The first game was a Ruy Lopez Berlin variation, although it wasn't as drawish as the opening may indicate. In fact White sacrificed a pawn in the opening, but regained it with a better position. However, Jun was able to reach a rook and pawn ending, and by that stage it was definitely drawn.

Lei Tingjie (2554) - Ju Wenjun (2566) [C67]

Tuesday 4 July 2023

Taking the only chance

White to play

The final round of the 2023 Belconnen Cup at the Eastlake Gungahlin Chess Club saw a tricky King and Pawn ending on the 2nd board. In the diagrammed position White pushed the b pawn, with the plan of distracting the Black king long enough so as to stop the king side pawns.

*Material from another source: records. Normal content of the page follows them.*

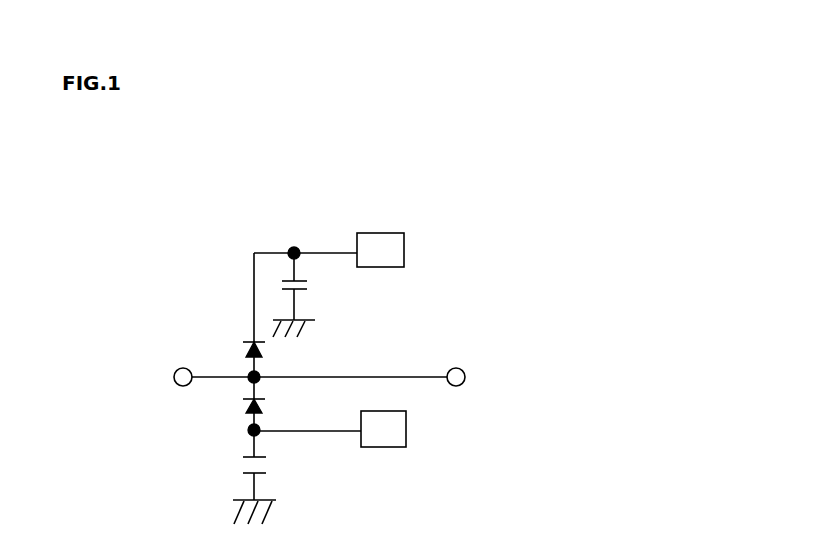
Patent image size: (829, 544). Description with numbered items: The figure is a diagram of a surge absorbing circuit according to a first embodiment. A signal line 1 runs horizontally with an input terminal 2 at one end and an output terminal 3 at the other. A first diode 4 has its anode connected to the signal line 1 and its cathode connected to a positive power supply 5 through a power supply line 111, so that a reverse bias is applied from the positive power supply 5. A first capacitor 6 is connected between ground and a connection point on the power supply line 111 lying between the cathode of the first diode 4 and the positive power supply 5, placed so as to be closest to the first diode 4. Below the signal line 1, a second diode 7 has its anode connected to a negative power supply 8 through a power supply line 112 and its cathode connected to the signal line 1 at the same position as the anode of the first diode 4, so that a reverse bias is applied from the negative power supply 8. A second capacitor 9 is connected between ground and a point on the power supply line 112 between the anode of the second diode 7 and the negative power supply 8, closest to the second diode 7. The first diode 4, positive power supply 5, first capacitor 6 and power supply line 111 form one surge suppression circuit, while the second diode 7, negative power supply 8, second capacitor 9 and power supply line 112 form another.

The signal line 1 is at (397, 365).
The input terminal 2 is at (172, 362).
The output terminal 3 is at (462, 362).
The first diode 4 is at (232, 325).
The positive power supply 5 is at (400, 227).
The first capacitor 6 is at (302, 290).
The second diode 7 is at (242, 415).
The negative power supply 8 is at (390, 453).
The second capacitor 9 is at (276, 473).
The power supply line 111 is at (322, 250).
The power supply line 112 is at (302, 436).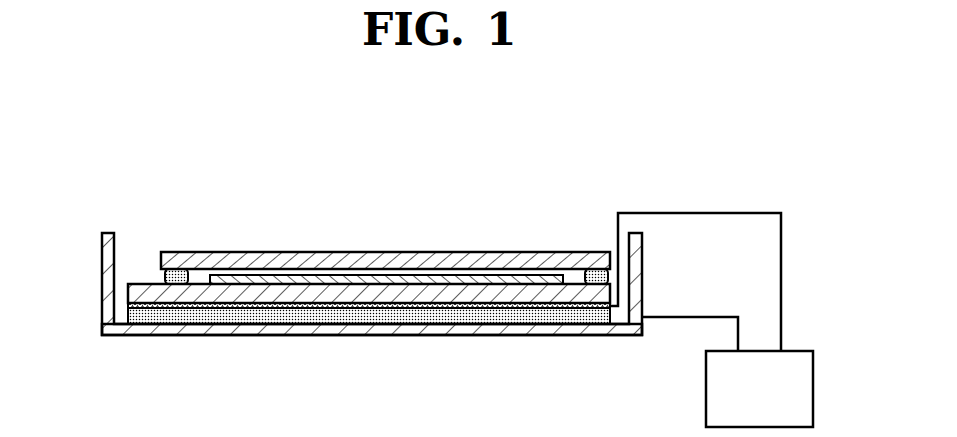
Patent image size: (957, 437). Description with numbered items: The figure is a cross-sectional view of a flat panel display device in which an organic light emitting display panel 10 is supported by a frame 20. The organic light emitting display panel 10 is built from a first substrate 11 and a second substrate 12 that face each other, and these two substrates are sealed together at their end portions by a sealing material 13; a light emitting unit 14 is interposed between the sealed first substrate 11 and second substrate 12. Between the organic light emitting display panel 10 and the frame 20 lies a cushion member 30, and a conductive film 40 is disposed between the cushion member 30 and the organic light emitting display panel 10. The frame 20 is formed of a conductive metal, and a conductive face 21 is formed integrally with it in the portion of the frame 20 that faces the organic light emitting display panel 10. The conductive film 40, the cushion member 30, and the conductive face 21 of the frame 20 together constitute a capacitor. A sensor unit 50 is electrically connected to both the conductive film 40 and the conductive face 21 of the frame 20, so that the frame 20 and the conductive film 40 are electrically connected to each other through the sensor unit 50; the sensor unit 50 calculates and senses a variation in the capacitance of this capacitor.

The organic light emitting display panel 10 is at (369, 227).
The first substrate 11 is at (255, 287).
The second substrate 12 is at (317, 262).
The sealing material 13 is at (175, 270).
The light emitting unit 14 is at (374, 282).
The frame 20 is at (108, 275).
The conductive face 21 is at (209, 328).
The cushion member 30 is at (269, 309).
The conductive film 40 is at (323, 316).
The sensor unit 50 is at (803, 390).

It turned out that (a) the plan worked but (b) Black missed a winning idea.

The line that was played was 1.b6 Kc6  2.b7 Kxb7 3.Kxd5 Kc7 4.Ke5 Kd7 5.Kf6 g4 6.Kg5 h5 7.Kxh5 f5 8.Kg5 Ke6 9.Kf4 Kf6 10.e4 fxe4 11.Kxe4 Kg5 12.Ke3 1/2/12

While watching the game I wondered if moving the h pawn first was better, as the king does not need to move to c6 straight away. The the threat of g4-h4-g3 is hard to meet for White. In the post mortem the brains trust of GCC members could not find a win, but with some computer assistance, it turns out that the win was there.

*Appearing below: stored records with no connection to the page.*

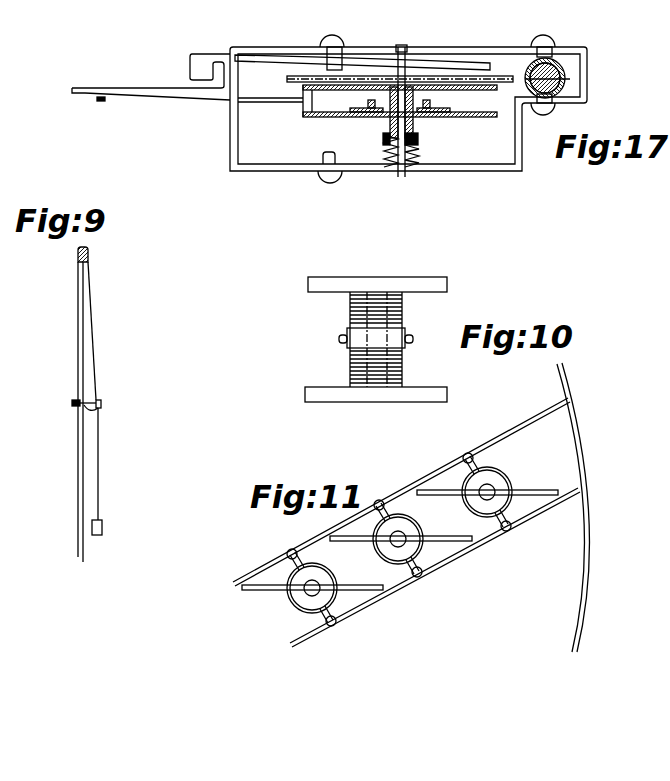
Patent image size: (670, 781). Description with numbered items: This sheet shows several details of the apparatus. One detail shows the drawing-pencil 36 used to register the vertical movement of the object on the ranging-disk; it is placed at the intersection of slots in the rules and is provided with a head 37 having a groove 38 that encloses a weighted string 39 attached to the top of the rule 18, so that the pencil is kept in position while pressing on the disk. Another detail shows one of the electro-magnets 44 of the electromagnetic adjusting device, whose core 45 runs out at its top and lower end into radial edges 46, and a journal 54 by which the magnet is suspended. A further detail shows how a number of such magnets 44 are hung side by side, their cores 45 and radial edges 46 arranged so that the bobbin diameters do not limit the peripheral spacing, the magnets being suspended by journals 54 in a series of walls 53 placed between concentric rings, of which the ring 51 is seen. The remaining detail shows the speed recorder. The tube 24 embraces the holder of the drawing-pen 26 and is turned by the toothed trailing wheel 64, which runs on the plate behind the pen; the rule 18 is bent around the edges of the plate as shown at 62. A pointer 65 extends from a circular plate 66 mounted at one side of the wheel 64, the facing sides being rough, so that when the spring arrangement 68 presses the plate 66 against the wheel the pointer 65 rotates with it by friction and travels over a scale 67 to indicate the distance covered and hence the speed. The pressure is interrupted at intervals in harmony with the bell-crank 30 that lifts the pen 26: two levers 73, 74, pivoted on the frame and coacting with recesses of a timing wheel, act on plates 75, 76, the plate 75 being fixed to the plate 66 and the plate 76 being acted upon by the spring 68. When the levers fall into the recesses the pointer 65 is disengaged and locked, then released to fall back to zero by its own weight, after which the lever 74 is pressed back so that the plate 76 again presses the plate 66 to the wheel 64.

In FIG. 9, the rule 18 is at (80, 290).
In FIG. 17, the tube 24 is at (550, 63).
In FIG. 17, the drawing-pen 26 is at (570, 79).
In FIG. 17, the bell-crank 30 is at (190, 60).
In FIG. 9, the drawing-pencil 36 is at (76, 405).
In FIG. 9, the head 37 is at (86, 404).
In FIG. 9, the groove 38 is at (101, 409).
In FIG. 9, the weighted string 39 is at (95, 350).
In FIG. 10, the magnets 44 is at (350, 310).
In FIG. 11, the magnets 44 is at (398, 522).
In FIG. 10, the cores 45 is at (381, 304).
In FIG. 11, the cores 45 is at (487, 500).
In FIG. 10, the radial edges 46 is at (447, 284).
In FIG. 11, the radial edges 46 is at (452, 542).
In FIG. 11, the concentric ring 51 is at (582, 460).
In FIG. 11, the walls 53 is at (258, 571).
In FIG. 10, the journals 54 is at (401, 339).
In FIG. 11, the journals 54 is at (330, 608).
In FIG. 17, the bent portion of rule 62 is at (246, 172).
In FIG. 17, the toothed wheel 64 is at (360, 76).
In FIG. 17, the pointer 65 is at (120, 98).
In FIG. 17, the circular plate 66 is at (517, 128).
In FIG. 17, the scale 67 is at (75, 92).
In FIG. 17, the spring arrangement 68 is at (410, 160).
In FIG. 17, the lever 73 is at (432, 108).
In FIG. 17, the lever 74 is at (383, 137).
In FIG. 17, the plate 75 is at (486, 120).
In FIG. 17, the plate 76 is at (388, 152).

1...h5!! 2.b7 Kc7 3.Kxd5 g4 4.Ke4 h4 5.Kf4 f5! 6.e4 g3 7.hxg3 h3! 8.Kf3 fxe4+ 9.Kf2 Kxb7 10.Kg1 e3 -+

Other first move tries for White are equally bad, so in the end, he did well to save the half point.

Monday 3 July 2023

The art of making (chess) art

 Chess photography is a popular (although not very lucrative) pastime. There is something about the settings, the personalities, and range of emotions that seem to attract photographers to the sport. For people like me (using my low res smart phone) it is to recognise people who come each weel to Street Chess. For more prolific photographers (with their better equipment) like Cathy Rogers or Dr Helen Milligan, it is a way of documenting the chess events they attend.

But for some at the top, it is a way to make a living, as well as provide an insight into the world of top level chess. Courtesy of regular reader Jim, there is a CNN article about Maria Emelianova, who is a regular fixture on the professional chess circuit. Previously she appeared as a player, but now she pushes the shutter button, rather than the clock. Her career started in 2010 and now she is employed by as their in house photographer. Nice work for a chess player and chess fan!

Saturday 1 July 2023

Castles for mate

 Street Chess continues to amuse, with a wide collection of the very best and the very worst of chess. Landing more in the former category than the latter is a game that was played in today's edition. Black quickly loses control of the squares around his king, enabling White to drag the king into the centre, and then finding one of the rarest checkmates.